May 19, 2017 By Mike Klein

Seven University of Wisconsin–Madison nursing students attending a community outreach program in northwest Wisconsin now plan to help clean up after a tornado struck May 16, destroying a mobile home park near Chetek.

The Community/Public Health Immersion Clinical program in Rusk and Barron counties introduces the students to rural health care issues as they aid communities in providing health education.
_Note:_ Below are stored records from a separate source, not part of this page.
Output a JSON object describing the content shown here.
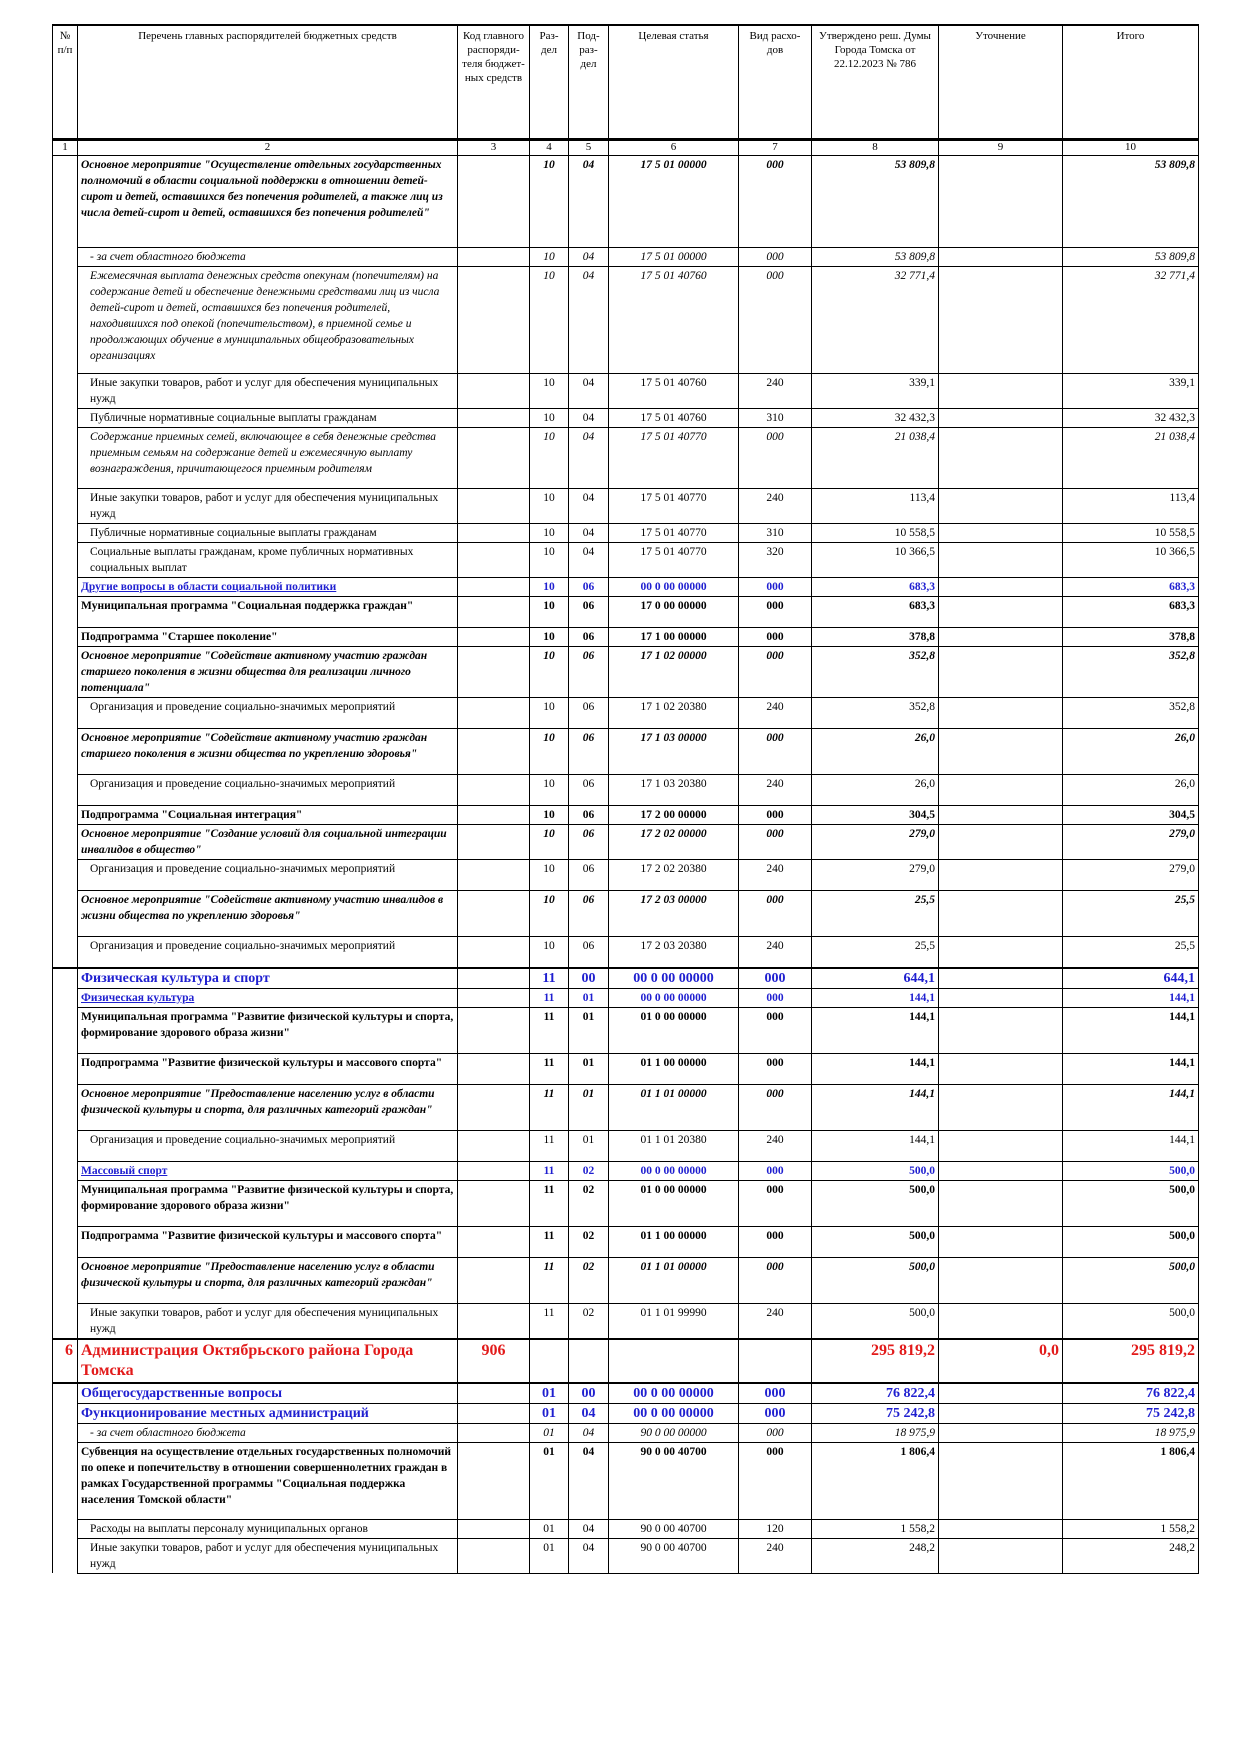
{
  "header": {
    "num": "№ п/п",
    "name": "Перечень главных распорядителей бюджетных средств",
    "code": "Код главного распоряди-теля бюджет-ных средств",
    "razdel": "Раз-дел",
    "podrazdel": "Под-раз-дел",
    "target": "Целевая статья",
    "vid": "Вид расхо-дов",
    "approved": "Утверждено реш. Думы Города Томска от 22.12.2023 № 786",
    "utochnenie": "Уточнение",
    "itogo": "Итого"
  },
  "column_numbers": [
    "1",
    "2",
    "3",
    "4",
    "5",
    "6",
    "7",
    "8",
    "9",
    "10"
  ],
  "rows": [
    {
      "style": "bi",
      "h": 92,
      "name": "Основное мероприятие \"Осуществление отдельных государственных полномочий в области социальной поддержки в отношении детей-сирот и детей, оставшихся без попечения родителей, а также лиц из числа детей-сирот и детей, оставшихся без попечения родителей\"",
      "razdel": "10",
      "podrazdel": "04",
      "target": "17 5 01 00000",
      "vid": "000",
      "approved": "53 809,8",
      "itogo": "53 809,8"
    },
    {
      "style": "i",
      "h": 16,
      "name": "- за счет областного бюджета",
      "razdel": "10",
      "podrazdel": "04",
      "target": "17 5 01 00000",
      "vid": "000",
      "approved": "53 809,8",
      "itogo": "53 809,8"
    },
    {
      "style": "i",
      "h": 107,
      "name": "Ежемесячная выплата денежных средств опекунам (попечителям) на содержание детей и обеспечение денежными средствами лиц из числа детей-сирот и детей, оставшихся без попечения родителей, находившихся под опекой (попечительством), в приемной семье и продолжающих обучение в муниципальных общеобразовательных организациях",
      "razdel": "10",
      "podrazdel": "04",
      "target": "17 5 01 40760",
      "vid": "000",
      "approved": "32 771,4",
      "itogo": "32 771,4"
    },
    {
      "style": "n",
      "h": 31,
      "name": "Иные закупки товаров, работ и услуг для обеспечения муниципальных нужд",
      "razdel": "10",
      "podrazdel": "04",
      "target": "17 5 01 40760",
      "vid": "240",
      "approved": "339,1",
      "itogo": "339,1"
    },
    {
      "style": "n",
      "h": 16,
      "name": "Публичные нормативные социальные выплаты гражданам",
      "razdel": "10",
      "podrazdel": "04",
      "target": "17 5 01 40760",
      "vid": "310",
      "approved": "32 432,3",
      "itogo": "32 432,3"
    },
    {
      "style": "i",
      "h": 61,
      "name": "Содержание приемных семей, включающее в себя денежные средства приемным семьям на содержание детей и ежемесячную выплату вознаграждения, причитающегося приемным родителям",
      "razdel": "10",
      "podrazdel": "04",
      "target": "17 5 01 40770",
      "vid": "000",
      "approved": "21 038,4",
      "itogo": "21 038,4"
    },
    {
      "style": "n",
      "h": 31,
      "name": "Иные закупки товаров, работ и услуг для обеспечения муниципальных нужд",
      "razdel": "10",
      "podrazdel": "04",
      "target": "17 5 01 40770",
      "vid": "240",
      "approved": "113,4",
      "itogo": "113,4"
    },
    {
      "style": "n",
      "h": 16,
      "name": "Публичные нормативные социальные выплаты гражданам",
      "razdel": "10",
      "podrazdel": "04",
      "target": "17 5 01 40770",
      "vid": "310",
      "approved": "10 558,5",
      "itogo": "10 558,5"
    },
    {
      "style": "n",
      "h": 31,
      "name": "Социальные выплаты гражданам, кроме публичных нормативных социальных выплат",
      "razdel": "10",
      "podrazdel": "04",
      "target": "17 5 01 40770",
      "vid": "320",
      "approved": "10 366,5",
      "itogo": "10 366,5"
    },
    {
      "style": "sec",
      "h": 16,
      "name": "Другие вопросы в области социальной политики",
      "razdel": "10",
      "podrazdel": "06",
      "target": "00 0 00 00000",
      "vid": "000",
      "approved": "683,3",
      "itogo": "683,3"
    },
    {
      "style": "b",
      "h": 31,
      "name": "Муниципальная программа \"Социальная поддержка граждан\"",
      "razdel": "10",
      "podrazdel": "06",
      "target": "17 0 00 00000",
      "vid": "000",
      "approved": "683,3",
      "itogo": "683,3"
    },
    {
      "style": "b",
      "h": 16,
      "name": "Подпрограмма \"Старшее поколение\"",
      "razdel": "10",
      "podrazdel": "06",
      "target": "17 1 00 00000",
      "vid": "000",
      "approved": "378,8",
      "itogo": "378,8"
    },
    {
      "style": "bi",
      "h": 46,
      "name": "Основное мероприятие \"Содействие активному участию граждан старшего поколения в жизни общества для реализации личного потенциала\"",
      "razdel": "10",
      "podrazdel": "06",
      "target": "17 1 02 00000",
      "vid": "000",
      "approved": "352,8",
      "itogo": "352,8"
    },
    {
      "style": "n",
      "h": 31,
      "name": "Организация и проведение социально-значимых мероприятий",
      "razdel": "10",
      "podrazdel": "06",
      "target": "17 1 02 20380",
      "vid": "240",
      "approved": "352,8",
      "itogo": "352,8"
    },
    {
      "style": "bi",
      "h": 46,
      "name": "Основное мероприятие \"Содействие активному участию граждан старшего поколения в жизни общества по укреплению здоровья\"",
      "razdel": "10",
      "podrazdel": "06",
      "target": "17 1 03 00000",
      "vid": "000",
      "approved": "26,0",
      "itogo": "26,0"
    },
    {
      "style": "n",
      "h": 31,
      "name": "Организация и проведение социально-значимых мероприятий",
      "razdel": "10",
      "podrazdel": "06",
      "target": "17 1 03 20380",
      "vid": "240",
      "approved": "26,0",
      "itogo": "26,0"
    },
    {
      "style": "b",
      "h": 16,
      "name": "Подпрограмма \"Социальная интеграция\"",
      "razdel": "10",
      "podrazdel": "06",
      "target": "17 2 00 00000",
      "vid": "000",
      "approved": "304,5",
      "itogo": "304,5"
    },
    {
      "style": "bi",
      "h": 31,
      "name": "Основное мероприятие \"Создание условий для социальной интеграции инвалидов в общество\"",
      "razdel": "10",
      "podrazdel": "06",
      "target": "17 2 02 00000",
      "vid": "000",
      "approved": "279,0",
      "itogo": "279,0"
    },
    {
      "style": "n",
      "h": 31,
      "name": "Организация и проведение социально-значимых мероприятий",
      "razdel": "10",
      "podrazdel": "06",
      "target": "17 2 02 20380",
      "vid": "240",
      "approved": "279,0",
      "itogo": "279,0"
    },
    {
      "style": "bi",
      "h": 46,
      "name": "Основное мероприятие \"Содействие активному участию инвалидов в жизни общества по укреплению здоровья\"",
      "razdel": "10",
      "podrazdel": "06",
      "target": "17 2 03 00000",
      "vid": "000",
      "approved": "25,5",
      "itogo": "25,5"
    },
    {
      "style": "n",
      "h": 31,
      "name": "Организация и проведение социально-значимых мероприятий",
      "razdel": "10",
      "podrazdel": "06",
      "target": "17 2 03 20380",
      "vid": "240",
      "approved": "25,5",
      "itogo": "25,5"
    },
    {
      "style": "sec big topline",
      "h": 17,
      "name": "Физическая культура и спорт",
      "razdel": "11",
      "podrazdel": "00",
      "target": "00 0 00 00000",
      "vid": "000",
      "approved": "644,1",
      "itogo": "644,1"
    },
    {
      "style": "sec",
      "h": 16,
      "name": "Физическая культура",
      "razdel": "11",
      "podrazdel": "01",
      "target": "00 0 00 00000",
      "vid": "000",
      "approved": "144,1",
      "itogo": "144,1"
    },
    {
      "style": "b",
      "h": 46,
      "name": "Муниципальная программа \"Развитие физической культуры и спорта, формирование здорового образа жизни\"",
      "razdel": "11",
      "podrazdel": "01",
      "target": "01 0 00 00000",
      "vid": "000",
      "approved": "144,1",
      "itogo": "144,1"
    },
    {
      "style": "b",
      "h": 31,
      "name": "Подпрограмма \"Развитие физической культуры и массового спорта\"",
      "razdel": "11",
      "podrazdel": "01",
      "target": "01 1 00 00000",
      "vid": "000",
      "approved": "144,1",
      "itogo": "144,1"
    },
    {
      "style": "bi",
      "h": 46,
      "name": "Основное мероприятие \"Предоставление населению услуг в области физической культуры и спорта, для различных категорий граждан\"",
      "razdel": "11",
      "podrazdel": "01",
      "target": "01 1 01 00000",
      "vid": "000",
      "approved": "144,1",
      "itogo": "144,1"
    },
    {
      "style": "n",
      "h": 31,
      "name": "Организация и проведение социально-значимых мероприятий",
      "razdel": "11",
      "podrazdel": "01",
      "target": "01 1 01 20380",
      "vid": "240",
      "approved": "144,1",
      "itogo": "144,1"
    },
    {
      "style": "sec",
      "h": 16,
      "name": "Массовый спорт",
      "razdel": "11",
      "podrazdel": "02",
      "target": "00 0 00 00000",
      "vid": "000",
      "approved": "500,0",
      "itogo": "500,0"
    },
    {
      "style": "b",
      "h": 46,
      "name": "Муниципальная программа \"Развитие физической культуры и спорта, формирование здорового образа жизни\"",
      "razdel": "11",
      "podrazdel": "02",
      "target": "01 0 00 00000",
      "vid": "000",
      "approved": "500,0",
      "itogo": "500,0"
    },
    {
      "style": "b",
      "h": 31,
      "name": "Подпрограмма \"Развитие физической культуры и массового спорта\"",
      "razdel": "11",
      "podrazdel": "02",
      "target": "01 1 00 00000",
      "vid": "000",
      "approved": "500,0",
      "itogo": "500,0"
    },
    {
      "style": "bi",
      "h": 46,
      "name": "Основное мероприятие \"Предоставление населению услуг в области физической культуры и спорта, для различных категорий граждан\"",
      "razdel": "11",
      "podrazdel": "02",
      "target": "01 1 01 00000",
      "vid": "000",
      "approved": "500,0",
      "itogo": "500,0"
    },
    {
      "style": "n",
      "h": 31,
      "name": "Иные закупки товаров, работ и услуг для обеспечения муниципальных нужд",
      "razdel": "11",
      "podrazdel": "02",
      "target": "01 1 01 99990",
      "vid": "240",
      "approved": "500,0",
      "itogo": "500,0"
    },
    {
      "style": "org topline",
      "h": 42,
      "num": "6",
      "name": "Администрация Октябрьского района Города Томска",
      "code": "906",
      "approved": "295 819,2",
      "utochnenie": "0,0",
      "itogo": "295 819,2"
    },
    {
      "style": "sec big topline",
      "h": 17,
      "name": "Общегосударственные вопросы",
      "razdel": "01",
      "podrazdel": "00",
      "target": "00 0 00 00000",
      "vid": "000",
      "approved": "76 822,4",
      "itogo": "76 822,4"
    },
    {
      "style": "sec big",
      "h": 16,
      "name": "Функционирование местных администраций",
      "razdel": "01",
      "podrazdel": "04",
      "target": "00 0 00 00000",
      "vid": "000",
      "approved": "75 242,8",
      "itogo": "75 242,8"
    },
    {
      "style": "i",
      "h": 16,
      "name": "- за счет областного бюджета",
      "razdel": "01",
      "podrazdel": "04",
      "target": "90 0 00 00000",
      "vid": "000",
      "approved": "18 975,9",
      "itogo": "18 975,9"
    },
    {
      "style": "b",
      "h": 77,
      "name": "Субвенция на осуществление отдельных государственных полномочий по опеке и попечительству в отношении совершеннолетних граждан в рамках Государственной программы \"Социальная поддержка населения Томской области\"",
      "razdel": "01",
      "podrazdel": "04",
      "target": "90 0 00 40700",
      "vid": "000",
      "approved": "1 806,4",
      "itogo": "1 806,4"
    },
    {
      "style": "n",
      "h": 16,
      "name": "Расходы на выплаты персоналу муниципальных органов",
      "razdel": "01",
      "podrazdel": "04",
      "target": "90 0 00 40700",
      "vid": "120",
      "approved": "1 558,2",
      "itogo": "1 558,2"
    },
    {
      "style": "n",
      "h": 31,
      "name": "Иные закупки товаров, работ и услуг для обеспечения муниципальных нужд",
      "razdel": "01",
      "podrazdel": "04",
      "target": "90 0 00 40700",
      "vid": "240",
      "approved": "248,2",
      "itogo": "248,2"
    }
  ]
}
Typically, students work with community action agencies, public health departments, human services, the critical access hospital, and other community entities as they learn about the rural population’s needs . The students  focus on increasing awareness about  issues affecting the community  through health education and promotion activities regarding alcohol/substance abuse,  immunizations, fall prevention initiatives , as well as mental health, housing, food security, and other initiatives.

The group, headed by Pam Guthman, a clinical assistant professor in the School of Nursing, arrived on Sunday, May 14, and got to work. But on Tuesday, the tornado struck, injuring 25 and killing one man.

“We really try to be reactive to the community’s needs in what we do here,” Guthman said.

UW-Madison nursing students in the Community/Public Health Immersion Clinical program in Rusk and Barron counties. The students will be helping with tornado recovery efforts.

UW-Madison nursing students in the Community/Public Health Immersion Clinical program in Rusk and Barron counties. The students will be helping with tornado recovery efforts. Submitted photo

So starting on Saturday, May 20, the nursing students will go to work in the American Red Cross’s Multi-Agency Resource Center (MARC) in Cameron, directing people to help, distributing supplies such as water and offering other aid, Guthman said.

In the wake of a tornado, there are many public health needs the students can help address, she said.

“This is exactly everything I’ve been teaching about,” Guthman said. “It was not planned, but we’ll take the opportunity when it arises.”

For instance, many residents were displaced when the trailer park was destroyed, and the area already had a housing shortage, so the students will learn firsthand how to deal with housing issues, she said.

The students will be in the program until June 2.